Il rallentamento di Russia e Cina
Sebbene l’Europa stia pagando il peso maggiore delle conseguenze dell’invasione russa dell’Ucraina e dell’inasprimento della politica monetaria, non è certo l’unica a vedere nubi all’orizzonte. Con una crescita stimata al 2,3 per cento quest’anno, 1,4 punti in meno rispetto all’ultima previsione di aprile, anche gli Stati Uniti stanno subendo un rallentamento della crescita. La Federal Reserve questa settimana si prepara ad aumentare i tassi per la quarta volta dall’inizio dell’anno. La probabilità che gli Stati Uniti riescano a evitare una recessione è bassa. Secondo Gourinchas anche «un piccolo shock rischia di far precipitare l’economia americana». Per quanto riguarda la Cina, invece, nel 2022 il suo Pil crescerà solo del 3,3 per cento, ovvero 1,1 punti in meno rispetto all’ultima previsione del Fmi. Un taglio dovuto ai ripetuti lockdown imposti dalla politica zero Covid e all’aggravarsi della crisi immobiliare le cui ripercussioni sono state su scala mondiale.

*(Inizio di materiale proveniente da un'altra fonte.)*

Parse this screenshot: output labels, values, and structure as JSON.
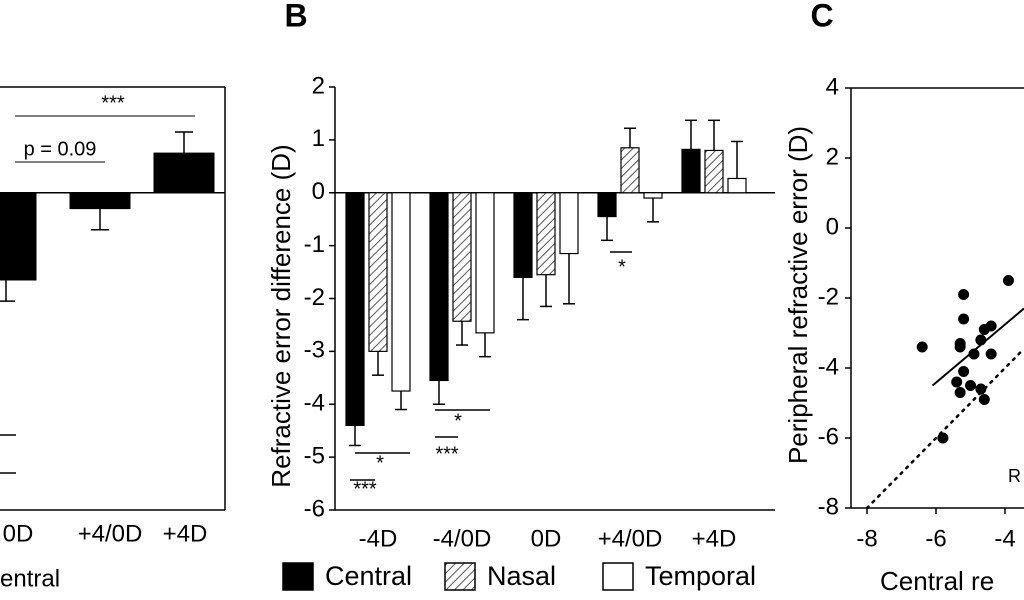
{
  "chart_data": [
    {
      "type": "bar",
      "categories": [
        "0D",
        "+4/0D",
        "+4D"
      ],
      "values": [
        -1.65,
        -0.3,
        0.75
      ],
      "errors": [
        0.4,
        0.4,
        0.4
      ],
      "color": "#000000",
      "ylim": [
        -6,
        2
      ],
      "xlabel": "entral",
      "annotations": [
        "***",
        "p = 0.09"
      ]
    },
    {
      "type": "grouped-bar",
      "panel_label": "B",
      "ylabel": "Refractive error difference (D)",
      "categories": [
        "-4D",
        "-4/0D",
        "0D",
        "+4/0D",
        "+4D"
      ],
      "series": [
        {
          "name": "Central",
          "color": "#000000",
          "values": [
            -4.4,
            -3.55,
            -1.6,
            -0.45,
            0.82
          ],
          "errors": [
            0.38,
            0.45,
            0.8,
            0.45,
            0.55
          ]
        },
        {
          "name": "Nasal",
          "color": "#555555",
          "pattern": "hatch",
          "values": [
            -3.0,
            -2.43,
            -1.55,
            0.85,
            0.8
          ],
          "errors": [
            0.45,
            0.45,
            0.6,
            0.37,
            0.57
          ]
        },
        {
          "name": "Temporal",
          "color": "#ffffff",
          "values": [
            -3.75,
            -2.65,
            -1.15,
            -0.1,
            0.27
          ],
          "errors": [
            0.35,
            0.45,
            0.95,
            0.45,
            0.7
          ]
        }
      ],
      "ylim": [
        -6,
        2
      ],
      "yticks": [
        -6,
        -5,
        -4,
        -3,
        -2,
        -1,
        0,
        1,
        2
      ],
      "annotations": [
        "*",
        "***",
        "*",
        "***",
        "*"
      ]
    },
    {
      "type": "scatter",
      "panel_label": "C",
      "ylabel": "Peripheral refractive error (D)",
      "xlabel": "Central re",
      "annotation": "R",
      "color": "#000000",
      "x": [
        -6.4,
        -5.2,
        -3.9,
        -5.3,
        -5.3,
        -5.2,
        -4.6,
        -4.4,
        -4.7,
        -5.2,
        -5.4,
        -4.9,
        -4.4,
        -5.0,
        -4.7,
        -5.3,
        -4.6,
        -5.8
      ],
      "y": [
        -3.4,
        -1.9,
        -1.5,
        -3.3,
        -3.4,
        -2.6,
        -2.9,
        -2.8,
        -3.2,
        -4.1,
        -4.4,
        -3.6,
        -3.6,
        -4.5,
        -4.6,
        -4.7,
        -4.9,
        -6.0
      ],
      "fit": {
        "x": [
          -6.1,
          -3.45
        ],
        "y": [
          -4.5,
          -2.3
        ]
      },
      "xlim": [
        -8.5,
        2.5
      ],
      "xticks": [
        -8,
        -6,
        -4
      ],
      "ylim": [
        -8,
        4
      ],
      "yticks": [
        -8,
        -6,
        -4,
        -2,
        0,
        2,
        4
      ]
    }
  ]
}
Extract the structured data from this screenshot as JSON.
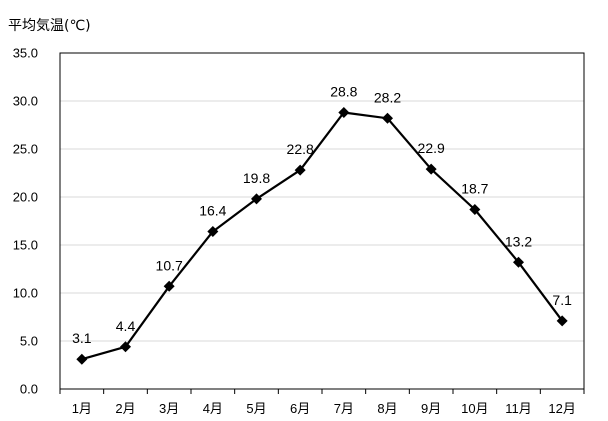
{
  "chart_data": {
    "type": "line",
    "title": "",
    "xlabel": "",
    "ylabel": "平均気温(℃)",
    "categories": [
      "1月",
      "2月",
      "3月",
      "4月",
      "5月",
      "6月",
      "7月",
      "8月",
      "9月",
      "10月",
      "11月",
      "12月"
    ],
    "series": [
      {
        "values": [
          3.1,
          4.4,
          10.7,
          16.4,
          19.8,
          22.8,
          28.8,
          28.2,
          22.9,
          18.7,
          13.2,
          7.1
        ]
      }
    ],
    "data_labels": [
      "3.1",
      "4.4",
      "10.7",
      "16.4",
      "19.8",
      "22.8",
      "28.8",
      "28.2",
      "22.9",
      "18.7",
      "13.2",
      "7.1"
    ],
    "yticks": [
      "0.0",
      "5.0",
      "10.0",
      "15.0",
      "20.0",
      "25.0",
      "30.0",
      "35.0"
    ],
    "ylim": [
      0,
      35
    ],
    "grid": true,
    "legend": "none",
    "marker": "diamond",
    "line_color": "#000000",
    "grid_color": "#d9d9d9"
  }
}
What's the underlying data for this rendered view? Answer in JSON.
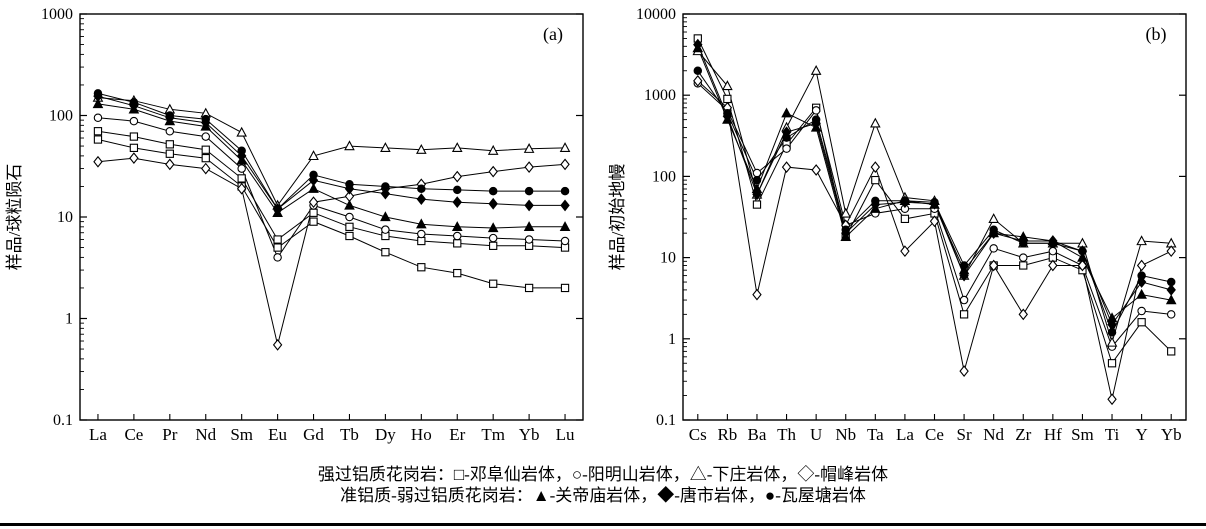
{
  "legend": {
    "line1": "强过铝质花岗岩：□-邓阜仙岩体，○-阳明山岩体，△-下庄岩体，◇-帽峰岩体",
    "line2": "准铝质-弱过铝质花岗岩：▲-关帝庙岩体，◆-唐市岩体，●-瓦屋塘岩体"
  },
  "chart_data": [
    {
      "type": "line",
      "panel_label": "(a)",
      "ylabel": "样品/球粒陨石",
      "yscale": "log",
      "ylim": [
        0.1,
        1000
      ],
      "yticks": [
        0.1,
        1,
        10,
        100,
        1000
      ],
      "grid": false,
      "legend_position": "none",
      "categories": [
        "La",
        "Ce",
        "Pr",
        "Nd",
        "Sm",
        "Eu",
        "Gd",
        "Tb",
        "Dy",
        "Ho",
        "Er",
        "Tm",
        "Yb",
        "Lu"
      ],
      "series": [
        {
          "name": "邓阜仙岩体-1",
          "marker": "square-open",
          "values": [
            70,
            62,
            52,
            46,
            24,
            6,
            11,
            8,
            6.5,
            5.8,
            5.5,
            5.2,
            5.2,
            5
          ]
        },
        {
          "name": "邓阜仙岩体-2",
          "marker": "square-open",
          "values": [
            58,
            48,
            42,
            38,
            20,
            5,
            9,
            6.5,
            4.5,
            3.2,
            2.8,
            2.2,
            2,
            2
          ]
        },
        {
          "name": "阳明山岩体",
          "marker": "circle-open",
          "values": [
            95,
            88,
            70,
            62,
            30,
            4,
            13,
            10,
            7.5,
            6.8,
            6.5,
            6.2,
            6,
            5.8
          ]
        },
        {
          "name": "下庄岩体",
          "marker": "triangle-open",
          "values": [
            150,
            140,
            115,
            105,
            68,
            13,
            40,
            50,
            48,
            46,
            48,
            45,
            47,
            48
          ]
        },
        {
          "name": "帽峰岩体",
          "marker": "diamond-open",
          "values": [
            35,
            38,
            33,
            30,
            19,
            0.55,
            14,
            16,
            19,
            21,
            25,
            28,
            31,
            33
          ]
        },
        {
          "name": "关帝庙岩体",
          "marker": "triangle-filled",
          "values": [
            130,
            115,
            88,
            78,
            36,
            11,
            19,
            13,
            10,
            8.5,
            8,
            7.8,
            8,
            8
          ]
        },
        {
          "name": "唐市岩体",
          "marker": "diamond-filled",
          "values": [
            155,
            125,
            95,
            85,
            40,
            12,
            23,
            19,
            17,
            15,
            14,
            13.5,
            13,
            13
          ]
        },
        {
          "name": "瓦屋塘岩体",
          "marker": "circle-filled",
          "values": [
            165,
            135,
            100,
            92,
            45,
            12,
            26,
            21,
            20,
            19,
            18.5,
            18,
            18,
            18
          ]
        }
      ]
    },
    {
      "type": "line",
      "panel_label": "(b)",
      "ylabel": "样品/初始地幔",
      "yscale": "log",
      "ylim": [
        0.1,
        10000
      ],
      "yticks": [
        0.1,
        1,
        10,
        100,
        1000,
        10000
      ],
      "grid": false,
      "legend_position": "none",
      "categories": [
        "Cs",
        "Rb",
        "Ba",
        "Th",
        "U",
        "Nb",
        "Ta",
        "La",
        "Ce",
        "Sr",
        "Nd",
        "Zr",
        "Hf",
        "Sm",
        "Ti",
        "Y",
        "Yb"
      ],
      "series": [
        {
          "name": "邓阜仙岩体",
          "marker": "square-open",
          "values": [
            5000,
            900,
            45,
            250,
            700,
            18,
            90,
            30,
            35,
            2,
            8,
            8,
            10,
            7,
            0.5,
            1.6,
            0.7
          ]
        },
        {
          "name": "阳明山岩体",
          "marker": "circle-open",
          "values": [
            1400,
            650,
            110,
            220,
            650,
            25,
            35,
            40,
            40,
            3,
            13,
            10,
            12,
            8,
            0.8,
            2.2,
            2
          ]
        },
        {
          "name": "下庄岩体",
          "marker": "triangle-open",
          "values": [
            3500,
            1300,
            60,
            400,
            2000,
            35,
            450,
            55,
            50,
            6,
            30,
            15,
            15,
            15,
            0.9,
            16,
            15
          ]
        },
        {
          "name": "帽峰岩体",
          "marker": "diamond-open",
          "values": [
            1500,
            700,
            3.5,
            130,
            120,
            25,
            130,
            12,
            28,
            0.4,
            8,
            2,
            8,
            8,
            0.18,
            8,
            12
          ]
        },
        {
          "name": "关帝庙岩体",
          "marker": "triangle-filled",
          "values": [
            3800,
            500,
            70,
            600,
            400,
            18,
            40,
            50,
            45,
            7,
            20,
            18,
            16,
            10,
            1.8,
            3.5,
            3
          ]
        },
        {
          "name": "唐市岩体",
          "marker": "diamond-filled",
          "values": [
            4200,
            550,
            60,
            350,
            450,
            20,
            45,
            48,
            46,
            6,
            20,
            16,
            16,
            12,
            1.5,
            5,
            4
          ]
        },
        {
          "name": "瓦屋塘岩体",
          "marker": "circle-filled",
          "values": [
            2000,
            600,
            90,
            300,
            500,
            22,
            50,
            50,
            48,
            8,
            22,
            15,
            15,
            12,
            1.2,
            6,
            5
          ]
        }
      ]
    }
  ]
}
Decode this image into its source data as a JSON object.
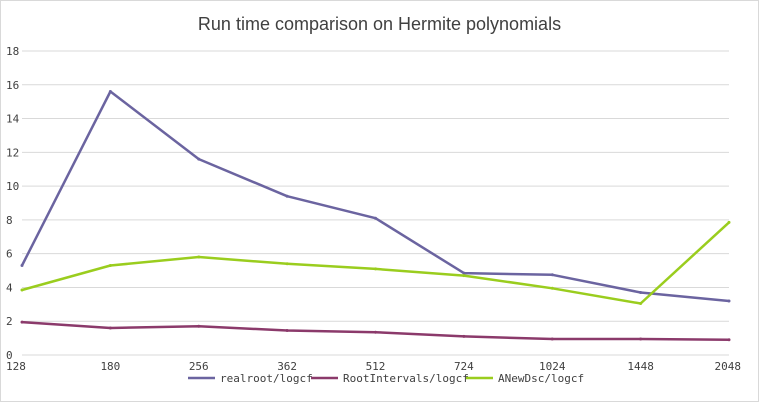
{
  "chart_data": {
    "type": "line",
    "title": "Run time comparison on Hermite polynomials",
    "categories": [
      "128",
      "180",
      "256",
      "362",
      "512",
      "724",
      "1024",
      "1448",
      "2048"
    ],
    "ylim": [
      0,
      18
    ],
    "yticks": [
      0,
      2,
      4,
      6,
      8,
      10,
      12,
      14,
      16,
      18
    ],
    "grid": true,
    "legend_position": "bottom",
    "series": [
      {
        "name": "realroot/logcf",
        "color": "#6b64a0",
        "values": [
          5.3,
          15.6,
          11.6,
          9.4,
          8.1,
          4.85,
          4.75,
          3.7,
          3.2
        ]
      },
      {
        "name": "RootIntervals/logcf",
        "color": "#8b3a6b",
        "values": [
          1.95,
          1.6,
          1.7,
          1.45,
          1.35,
          1.1,
          0.95,
          0.95,
          0.9
        ]
      },
      {
        "name": "ANewDsc/logcf",
        "color": "#9acd1e",
        "values": [
          3.85,
          5.3,
          5.8,
          5.4,
          5.1,
          4.7,
          3.95,
          3.05,
          7.85
        ]
      }
    ]
  }
}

L’eccezione della Russia: il Pil cala meno di quanto previsto
La Russia in questo quadro cupo rappresenta una eccezione. Quando quest’anno il Fmi contava su un crollo del Pil dell’8,5 per cento a causa delle sanzioni occidentali. Ora il calo è del 6 per cento. Questo perché le esportazioni di greggio hanno comunque retto e la domanda interna per ora tiene.
L’inflazione potrebbe tornare ai livelli pre-pandemia dopo il 2024
L’altra grande minaccia dell’economia globale è l’inflazione causata dall’aumento dei prezzi di cibo ed energia ma anche dall’aumento dei costi della supply chain, le catene di fornitura, e della carenza di manodopera nelle economie avanzate. I salari non sono adeguati ai prezzi e così il potere di acquisto si sta erodendo quasi ovunque. Il Fmi non è troppo ottimista sulla tempistica del picco dell’inflazione: «In genere si prevede che l’inflazione si avvicinerà ai livelli pre-pandemia entro la fine del 2024». Tuttavia, diversi fattori potrebbero spostare la data sul calendario. Su tutti ancora le conseguenze del conflitto in Ucraina che potrebbe portare a un ulteriore aumento dei tassi di riferimento delle banche centrali. «Questi shock rischiano di causare una stagflazione». Che per ora, chiarisce il Fmi, resta solo una ipotesi di scuola.